Many others here on HN were in camp 2. They believed that BT contact notification was possible and useful but that in practice, it would not be possible to make it work on iphones without special treatment from Apple. That has proved correct.
However it may be the case that in everyone's collective excitement, not enough people listened to RF engineers in camp 1. I think it was easy for people without much RF experience to think that while this would be an obstacle, it was still much better than nothing.

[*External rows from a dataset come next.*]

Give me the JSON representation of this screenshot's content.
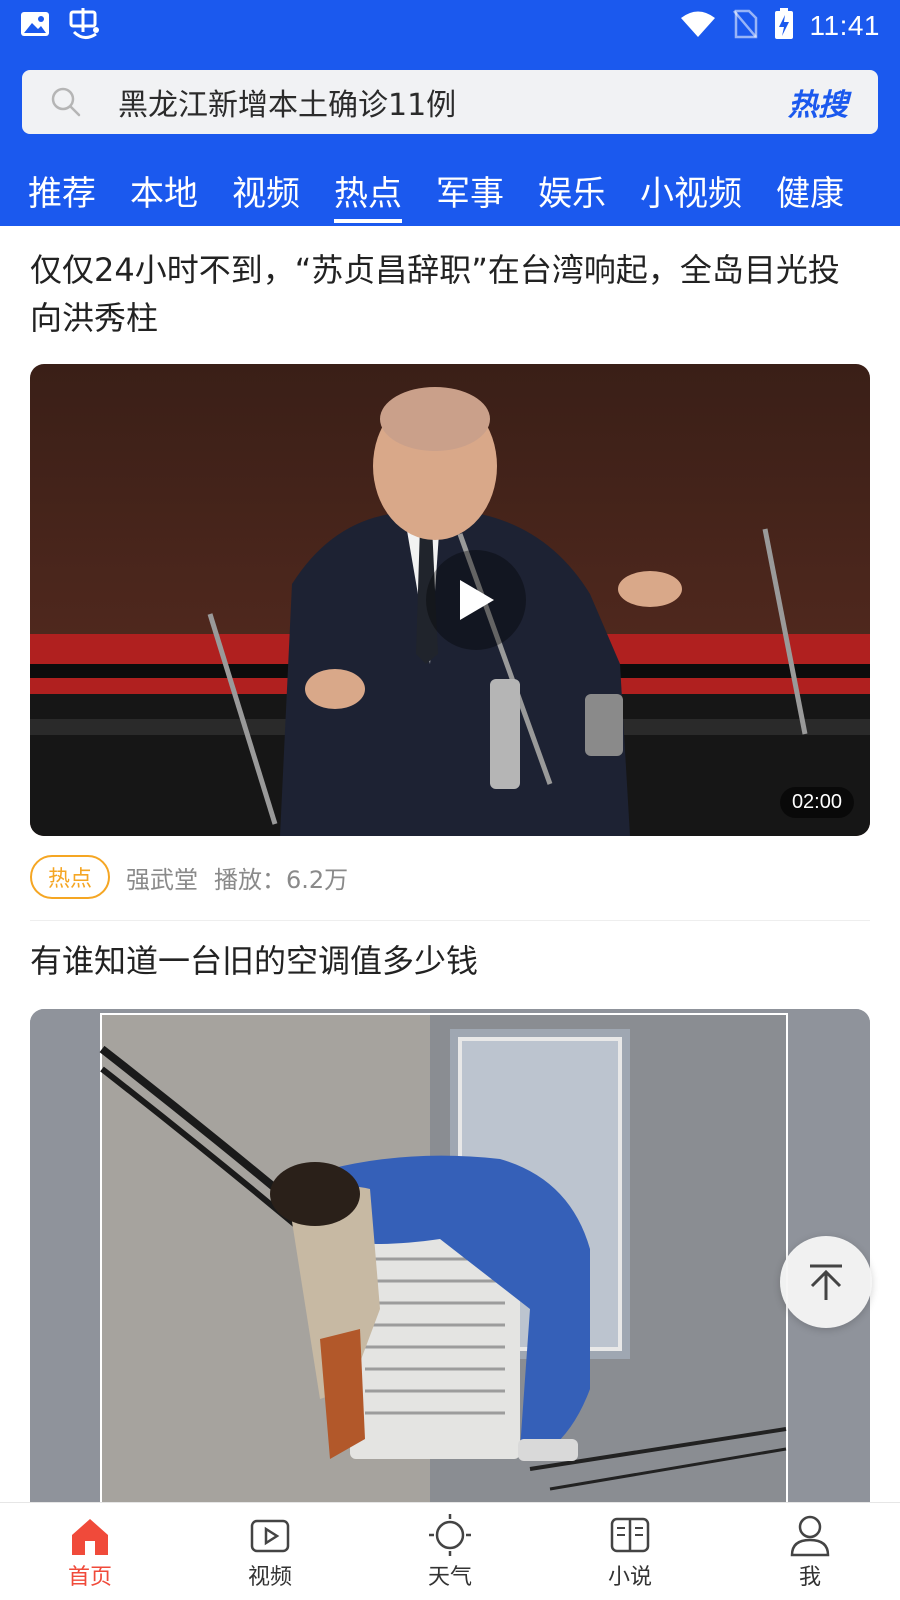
{
  "status_bar": {
    "time": "11:41",
    "left_icons": [
      "image-icon",
      "app-logo"
    ],
    "right_icons": [
      "wifi-icon",
      "no-sim-icon",
      "battery-charging-icon"
    ]
  },
  "search": {
    "query": "黑龙江新增本土确诊11例",
    "hot_label": "热搜"
  },
  "tabs": [
    {
      "label": "推荐"
    },
    {
      "label": "本地"
    },
    {
      "label": "视频"
    },
    {
      "label": "热点",
      "active": true
    },
    {
      "label": "军事"
    },
    {
      "label": "娱乐"
    },
    {
      "label": "小视频"
    },
    {
      "label": "健康"
    }
  ],
  "feed": [
    {
      "title": "仅仅24小时不到，“苏贞昌辞职”在台湾响起，全岛目光投向洪秀柱",
      "duration": "02:00",
      "tag": "热点",
      "source": "强武堂",
      "plays": "播放：6.2万"
    },
    {
      "title": "有谁知道一台旧的空调值多少钱"
    }
  ],
  "bottom_nav": [
    {
      "label": "首页",
      "icon": "home-icon",
      "active": true
    },
    {
      "label": "视频",
      "icon": "video-icon"
    },
    {
      "label": "天气",
      "icon": "weather-sun-icon"
    },
    {
      "label": "小说",
      "icon": "book-icon"
    },
    {
      "label": "我",
      "icon": "user-icon"
    }
  ],
  "colors": {
    "brand_blue": "#1b59ee",
    "hot_tag": "#f5a623",
    "active_nav": "#f04a3a"
  }
}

It now looks like they were indeed right, in a very wide class of enclosed space situations like buses, it just doesn't work at all. Once you remove public transport (I assume trains will have the same issue) as a use class, why does this even add anything to human contact tracing? Since in many places we are already requiring all restaurants and bars to keep contact details for every person in a party, that seems well covered. Most other interactions will be subject to traditional contact tracing.
Additionally it seems (and this may be UK specific, but I bet not) that one of the outcomes of the Isle of Wight trial was that people really did not like finding out that they would have to self isolate for 14 days from an app notification. It just doesn't have the gravitas of a human being calling and asking you to do it. I have to admit that I would not have guessed that. I suspect I share some personality traits with other HN users in that I would not in fact mind receiving that information from an app.
It's not wasted if it goes to your mates as a kickback.